Даже на приемах подполковник Джон Эбахон бывал не в парадном мундире – красном, шитом золотом, как остальные офицеры, ставшие во главе Гвиании после недавнего переворота, а в обычной форме командос – мешковатой и пятнистой. Куртка всегда была полурасстегнута, и белоснежная шелковая майка резко контрастировала с чернотой его груди.
Свободные пятнистые брюки были аккуратно заправлены в высокие грубые солдатские ботники с боковой шнуровкой, концы шнурков тщательно убраны внутрь. На широком ремне гип-попотамовой кожи висела кобура, из которой торчала отделанная серебром рукоятка кольта – единственная роскошь, которую позволял себе этот человек, миллионер и сын миллионера.
Его отец, Антони Эбахон, глава самой влиятельной и богатой в округе семьи, долгое время был директором государственного банка, и его уверенная подпись до сих пор красовалась на банкнотах Гвиании. Но он отошел от дел и вскоре после этого умер, оставив многочисленные доходные дома, бескрайние плантации сахарного тростника, гевеи и какао, пять пароходов и доли во многих предприятиях единственному сыну, избравшему вопреки прекрасному европейскому образованию, логике и отеческим увещеваниям военную карьеру.
Поддержка военного переворота дала полковнику Эбахону пост губернатора родной провинции, где был похоронен его отец и где целые районы оказались пропитанными, словно бисквит ромом, «черным золотом», – нефтью, главным богатством всей Гвиании.

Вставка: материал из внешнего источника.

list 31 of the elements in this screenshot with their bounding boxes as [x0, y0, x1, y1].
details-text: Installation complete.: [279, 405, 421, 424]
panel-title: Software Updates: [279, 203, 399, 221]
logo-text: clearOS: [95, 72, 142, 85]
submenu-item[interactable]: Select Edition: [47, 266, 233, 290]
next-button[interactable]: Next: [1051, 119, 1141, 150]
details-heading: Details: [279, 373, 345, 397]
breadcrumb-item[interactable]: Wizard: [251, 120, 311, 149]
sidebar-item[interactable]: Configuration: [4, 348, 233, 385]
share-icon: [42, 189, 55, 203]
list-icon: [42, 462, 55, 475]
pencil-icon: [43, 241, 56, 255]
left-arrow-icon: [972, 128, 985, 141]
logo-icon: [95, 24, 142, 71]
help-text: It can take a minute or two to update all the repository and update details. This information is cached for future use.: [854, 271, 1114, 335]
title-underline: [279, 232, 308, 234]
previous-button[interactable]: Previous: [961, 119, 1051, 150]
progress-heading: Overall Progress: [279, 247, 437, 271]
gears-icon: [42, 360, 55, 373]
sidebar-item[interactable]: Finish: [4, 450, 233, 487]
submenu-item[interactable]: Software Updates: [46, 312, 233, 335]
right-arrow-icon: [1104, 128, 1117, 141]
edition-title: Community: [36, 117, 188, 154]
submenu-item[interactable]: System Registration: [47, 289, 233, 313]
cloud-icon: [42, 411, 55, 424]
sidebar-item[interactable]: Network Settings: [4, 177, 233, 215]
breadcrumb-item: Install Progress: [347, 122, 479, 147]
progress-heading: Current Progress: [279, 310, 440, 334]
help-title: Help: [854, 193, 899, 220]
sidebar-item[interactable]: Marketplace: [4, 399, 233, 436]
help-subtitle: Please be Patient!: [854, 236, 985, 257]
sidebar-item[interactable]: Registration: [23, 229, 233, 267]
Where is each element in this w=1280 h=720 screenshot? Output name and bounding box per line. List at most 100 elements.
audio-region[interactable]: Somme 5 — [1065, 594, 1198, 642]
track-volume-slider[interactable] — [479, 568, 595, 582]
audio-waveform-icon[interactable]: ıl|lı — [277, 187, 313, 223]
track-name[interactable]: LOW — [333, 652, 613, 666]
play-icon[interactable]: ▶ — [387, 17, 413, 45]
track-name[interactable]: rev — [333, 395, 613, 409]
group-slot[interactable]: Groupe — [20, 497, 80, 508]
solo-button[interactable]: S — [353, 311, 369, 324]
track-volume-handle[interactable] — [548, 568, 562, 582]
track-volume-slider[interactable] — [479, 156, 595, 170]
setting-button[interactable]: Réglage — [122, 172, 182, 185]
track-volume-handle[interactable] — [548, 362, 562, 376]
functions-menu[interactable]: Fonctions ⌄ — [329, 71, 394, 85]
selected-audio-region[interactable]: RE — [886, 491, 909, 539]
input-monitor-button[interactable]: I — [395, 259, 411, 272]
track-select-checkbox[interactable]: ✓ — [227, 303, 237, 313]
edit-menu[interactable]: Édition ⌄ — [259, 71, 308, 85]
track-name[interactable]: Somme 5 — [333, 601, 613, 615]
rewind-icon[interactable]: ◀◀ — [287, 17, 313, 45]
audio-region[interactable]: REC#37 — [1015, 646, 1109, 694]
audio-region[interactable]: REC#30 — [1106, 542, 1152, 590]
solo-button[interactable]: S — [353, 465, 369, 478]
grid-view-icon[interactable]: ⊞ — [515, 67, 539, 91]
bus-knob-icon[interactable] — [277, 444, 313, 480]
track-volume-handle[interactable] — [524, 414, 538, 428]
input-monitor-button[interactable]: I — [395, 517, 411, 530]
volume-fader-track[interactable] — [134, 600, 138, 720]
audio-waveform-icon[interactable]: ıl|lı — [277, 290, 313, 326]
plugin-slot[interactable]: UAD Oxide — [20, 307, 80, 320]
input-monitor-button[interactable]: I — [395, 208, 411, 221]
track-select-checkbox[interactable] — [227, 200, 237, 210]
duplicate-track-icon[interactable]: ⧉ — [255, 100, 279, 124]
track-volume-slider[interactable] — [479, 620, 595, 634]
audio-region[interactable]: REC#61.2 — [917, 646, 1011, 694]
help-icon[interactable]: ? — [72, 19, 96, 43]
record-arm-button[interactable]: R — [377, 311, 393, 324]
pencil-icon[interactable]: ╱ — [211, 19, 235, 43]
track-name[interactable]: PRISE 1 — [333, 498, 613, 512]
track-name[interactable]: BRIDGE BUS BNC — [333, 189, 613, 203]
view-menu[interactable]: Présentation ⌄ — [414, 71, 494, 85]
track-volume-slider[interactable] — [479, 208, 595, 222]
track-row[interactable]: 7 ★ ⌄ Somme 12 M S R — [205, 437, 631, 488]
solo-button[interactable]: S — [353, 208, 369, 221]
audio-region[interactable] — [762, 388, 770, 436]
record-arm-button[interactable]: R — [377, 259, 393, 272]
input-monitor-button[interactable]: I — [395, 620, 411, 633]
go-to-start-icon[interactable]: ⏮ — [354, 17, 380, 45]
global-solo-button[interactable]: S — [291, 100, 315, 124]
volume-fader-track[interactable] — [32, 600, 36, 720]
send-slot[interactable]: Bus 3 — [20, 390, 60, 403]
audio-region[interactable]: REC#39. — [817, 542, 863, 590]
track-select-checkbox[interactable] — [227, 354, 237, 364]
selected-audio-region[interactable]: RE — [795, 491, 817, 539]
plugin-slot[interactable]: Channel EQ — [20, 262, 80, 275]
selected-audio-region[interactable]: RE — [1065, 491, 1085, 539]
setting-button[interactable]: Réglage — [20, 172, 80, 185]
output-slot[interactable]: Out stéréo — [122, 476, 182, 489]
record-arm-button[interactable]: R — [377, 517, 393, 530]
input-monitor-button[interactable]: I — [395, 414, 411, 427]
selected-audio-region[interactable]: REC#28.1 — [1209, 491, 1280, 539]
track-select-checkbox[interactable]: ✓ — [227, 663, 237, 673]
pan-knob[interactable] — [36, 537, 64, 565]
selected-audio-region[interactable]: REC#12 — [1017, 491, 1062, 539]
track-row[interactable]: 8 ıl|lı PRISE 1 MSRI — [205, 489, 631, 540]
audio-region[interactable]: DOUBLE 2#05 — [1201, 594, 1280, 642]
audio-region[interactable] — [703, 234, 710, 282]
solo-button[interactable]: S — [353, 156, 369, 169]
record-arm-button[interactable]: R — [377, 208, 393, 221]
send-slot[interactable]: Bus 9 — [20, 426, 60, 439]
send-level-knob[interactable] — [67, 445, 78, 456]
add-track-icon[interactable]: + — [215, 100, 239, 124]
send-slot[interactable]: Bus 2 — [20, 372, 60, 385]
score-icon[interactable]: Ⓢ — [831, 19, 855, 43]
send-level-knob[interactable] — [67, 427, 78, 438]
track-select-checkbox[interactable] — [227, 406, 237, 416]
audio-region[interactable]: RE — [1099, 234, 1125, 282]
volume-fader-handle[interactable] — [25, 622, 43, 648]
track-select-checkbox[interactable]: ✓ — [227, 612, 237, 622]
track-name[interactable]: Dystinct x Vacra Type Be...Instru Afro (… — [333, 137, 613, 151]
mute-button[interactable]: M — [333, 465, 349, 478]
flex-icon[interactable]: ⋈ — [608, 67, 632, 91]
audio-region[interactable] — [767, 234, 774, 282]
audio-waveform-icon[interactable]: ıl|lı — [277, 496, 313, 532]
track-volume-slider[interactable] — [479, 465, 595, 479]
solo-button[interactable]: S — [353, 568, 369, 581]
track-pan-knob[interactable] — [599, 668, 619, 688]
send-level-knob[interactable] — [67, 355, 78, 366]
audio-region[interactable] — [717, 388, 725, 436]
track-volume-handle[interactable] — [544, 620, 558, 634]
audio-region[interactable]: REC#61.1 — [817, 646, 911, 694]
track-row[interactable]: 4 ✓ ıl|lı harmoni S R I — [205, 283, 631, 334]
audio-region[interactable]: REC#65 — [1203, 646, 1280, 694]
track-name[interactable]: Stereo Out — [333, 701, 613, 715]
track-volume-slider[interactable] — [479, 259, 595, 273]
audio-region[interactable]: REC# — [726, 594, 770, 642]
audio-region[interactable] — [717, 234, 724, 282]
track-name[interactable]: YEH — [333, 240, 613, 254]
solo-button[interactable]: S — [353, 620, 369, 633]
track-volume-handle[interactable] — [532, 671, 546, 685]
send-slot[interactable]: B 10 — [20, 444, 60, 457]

– Садитесь, садитесь! – Рука губернатора легла Николаеву на плечо, и сам он подал пример гостю, опустившись в кресло. – Виски? Отлично! В такую погоду…
Подполковник зябко повел плечом.
– Лондонцы ругают свою погоду, но проторчали бы они здесь хотя бы один дождливый сезон… А что в России? Говорят, морозы – это даже очень полезно. Один из моих родственников учится в Москве – и ходит на лыжах! Это здорово!
Эбахон неторопливо наполнил стакан.
– Чиерс!
– Чиерс! – ответил Петр.
Губернатор пил медленно, полузакрыв глаза. «Интересно, зачем все-таки он меня вызвал?» – думал Петр. Этот вопрос он задавал себе с того момента, как два часа назад в его комнату в отеле «Эксельсиор», лучшем отеле Уарри, городка на берегу Бамуанги, постучал элегантный лейтенант и сообщил, что ему приказано доставить русского журналиста мистера Николаева к губернатору провинции. Немедленно.
Управляющий отелем, сопровождавший офицера, тщетно пытался скрыть свой испуг: губернатор славился крутым нравом…
– А вы любите музыку? – неожиданно прервал мысли Петра губернатор. В черных выпуклых глазах подполковника светилось любопытство. Петр кивнул.
– Я так и знал. Все русские любят классическую музыку и прекрасно играют в шахматы, – улыбнулся подполковник и поднес стакан виски к своим полным, резко очерченным губам.
– Но я не думаю, ваше превосходительство, что вы пригласили меня лишь для того, чтобы сыграть со мною партию-другую.
Губернатор с интересом взглянул ему в глаза.
– Что ж, вы правы… Гарба!
Старик в белом фартуке, с трудом распрямляя спину, вошел и застыл в почтительном ожидании.
– Принеси из моего кабинета зеленую папку, ту, что у меня на столе, – приказал губернатор и с радушной улыбкой обернулся к Петру: – Вы правы, хотя, честно говоря, я с удовольствием сыграл бы с вами и в шахматы.
Гость в ответ лишь вежливо улыбнулся. Наступила пауза.
«Чего же все-таки он от меня хочет?» – думал Петр; за время, проведенное в Африке, он так и не смог приучить себя оставаться спокойным в подобных ситуациях.
Слуга прошлепал босыми ногами вниз по лестнице и с глубоким поклоном протянул губернатору толстую зеленую папку, перевязанную белым нейлоновым шнуром. На корешке был ярлык с индексом – какие-то буквы и цифры, выведенные черными чернилами.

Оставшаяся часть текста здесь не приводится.